Вы прочли несколько лекций в Москве.
Я не лектор. Это было всего два раза. Друзья меня попросили, рассказать о том, что мне самому интересно, я и рассказал о каких-то вещах, которые меня занимают. Хотя, наверное, о чём-то, связанном с журналистикой, или о телевидении, я мог бы рассказывать. Так давно занимаюсь этим. Но не хочу.
А сейчас вы в деле?
В журналистском – нет, к счастью. Это была довольно утомительная работа. В этом есть определённый фан, но потом адреналин немножко отпускает. Я работаю на телевидении, но не занимаюсь журналистикой. Придумываю телевизионные программы, как их делать, форматы и так далее.

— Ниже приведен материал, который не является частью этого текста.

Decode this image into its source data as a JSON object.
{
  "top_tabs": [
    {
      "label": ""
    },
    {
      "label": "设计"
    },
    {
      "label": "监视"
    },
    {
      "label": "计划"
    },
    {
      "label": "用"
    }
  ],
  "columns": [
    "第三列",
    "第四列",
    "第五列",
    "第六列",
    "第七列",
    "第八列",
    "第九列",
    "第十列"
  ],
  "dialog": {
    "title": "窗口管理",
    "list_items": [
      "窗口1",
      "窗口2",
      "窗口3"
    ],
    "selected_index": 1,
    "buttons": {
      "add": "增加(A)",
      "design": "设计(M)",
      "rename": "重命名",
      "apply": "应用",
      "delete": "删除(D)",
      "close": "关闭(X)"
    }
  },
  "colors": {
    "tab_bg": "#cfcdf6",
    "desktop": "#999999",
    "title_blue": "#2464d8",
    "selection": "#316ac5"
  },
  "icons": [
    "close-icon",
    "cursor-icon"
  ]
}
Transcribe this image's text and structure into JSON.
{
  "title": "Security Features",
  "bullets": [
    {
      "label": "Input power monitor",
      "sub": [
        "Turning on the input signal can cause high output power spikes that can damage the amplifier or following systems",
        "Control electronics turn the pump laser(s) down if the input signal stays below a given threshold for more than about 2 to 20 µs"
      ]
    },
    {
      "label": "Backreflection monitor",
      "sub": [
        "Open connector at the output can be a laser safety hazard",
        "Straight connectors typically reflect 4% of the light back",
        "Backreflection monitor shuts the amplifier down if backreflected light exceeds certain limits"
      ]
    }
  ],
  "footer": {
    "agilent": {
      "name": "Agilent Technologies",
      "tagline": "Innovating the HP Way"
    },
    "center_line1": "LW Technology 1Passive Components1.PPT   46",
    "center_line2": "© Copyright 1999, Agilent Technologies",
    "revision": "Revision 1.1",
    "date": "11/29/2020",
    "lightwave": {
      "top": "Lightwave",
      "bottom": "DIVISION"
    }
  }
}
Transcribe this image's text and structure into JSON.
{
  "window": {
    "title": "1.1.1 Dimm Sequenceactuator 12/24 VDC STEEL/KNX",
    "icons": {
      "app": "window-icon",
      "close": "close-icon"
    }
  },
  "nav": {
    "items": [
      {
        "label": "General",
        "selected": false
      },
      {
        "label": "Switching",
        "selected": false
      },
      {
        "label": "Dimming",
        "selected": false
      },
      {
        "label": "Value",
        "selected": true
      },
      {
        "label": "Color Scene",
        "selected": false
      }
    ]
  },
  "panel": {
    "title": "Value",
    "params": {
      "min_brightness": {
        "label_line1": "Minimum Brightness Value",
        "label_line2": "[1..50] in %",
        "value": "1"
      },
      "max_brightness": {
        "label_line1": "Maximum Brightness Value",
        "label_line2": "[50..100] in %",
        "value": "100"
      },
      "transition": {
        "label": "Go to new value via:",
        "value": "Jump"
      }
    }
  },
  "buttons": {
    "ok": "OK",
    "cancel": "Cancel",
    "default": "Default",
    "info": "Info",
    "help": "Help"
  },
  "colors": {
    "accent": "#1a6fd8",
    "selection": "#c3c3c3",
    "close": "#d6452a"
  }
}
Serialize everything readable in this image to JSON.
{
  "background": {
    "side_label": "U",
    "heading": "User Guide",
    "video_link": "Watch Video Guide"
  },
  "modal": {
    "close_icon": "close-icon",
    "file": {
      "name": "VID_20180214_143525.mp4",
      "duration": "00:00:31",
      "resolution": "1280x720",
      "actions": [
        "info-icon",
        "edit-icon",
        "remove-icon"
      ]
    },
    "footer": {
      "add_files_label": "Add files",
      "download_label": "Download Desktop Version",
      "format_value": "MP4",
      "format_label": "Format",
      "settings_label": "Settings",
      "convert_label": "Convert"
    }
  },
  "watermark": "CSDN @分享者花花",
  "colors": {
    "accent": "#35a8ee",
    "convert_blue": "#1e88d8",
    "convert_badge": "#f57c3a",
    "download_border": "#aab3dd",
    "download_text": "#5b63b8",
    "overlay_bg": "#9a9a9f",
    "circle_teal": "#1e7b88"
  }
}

Какие издания сейчас читаете?
Так всё это надоело, честно говоря, вообще не хочется быть в курсе каких бы то ни было событий. Я много этим занимался, когда работал на телике, нужно было всё время отслеживать информационные потоки, и так достало – невозможно. Каждую неделю выходит несколько журналов, каждый день «Коммерсант» и «Ведомости», блогосфера. Хочется от всего этого быть подальше. Есть столько книжек, которые я не успеваю прочесть, у меня рядом с кроватью такая гора, а времени нет. В книге «Чёрный лебедь» правильная вещь написана: про важные события ты в любом случае узнаешь от своих друзей, членов семьи. А всё остальное – это информационный шум. Это знания, которые ведут исключительно к разговорам на кухне. А вот ты знаешь, что в администрации президента учудили! Я уже наигрался, хотя когда в школе был, меня это очень интересовало.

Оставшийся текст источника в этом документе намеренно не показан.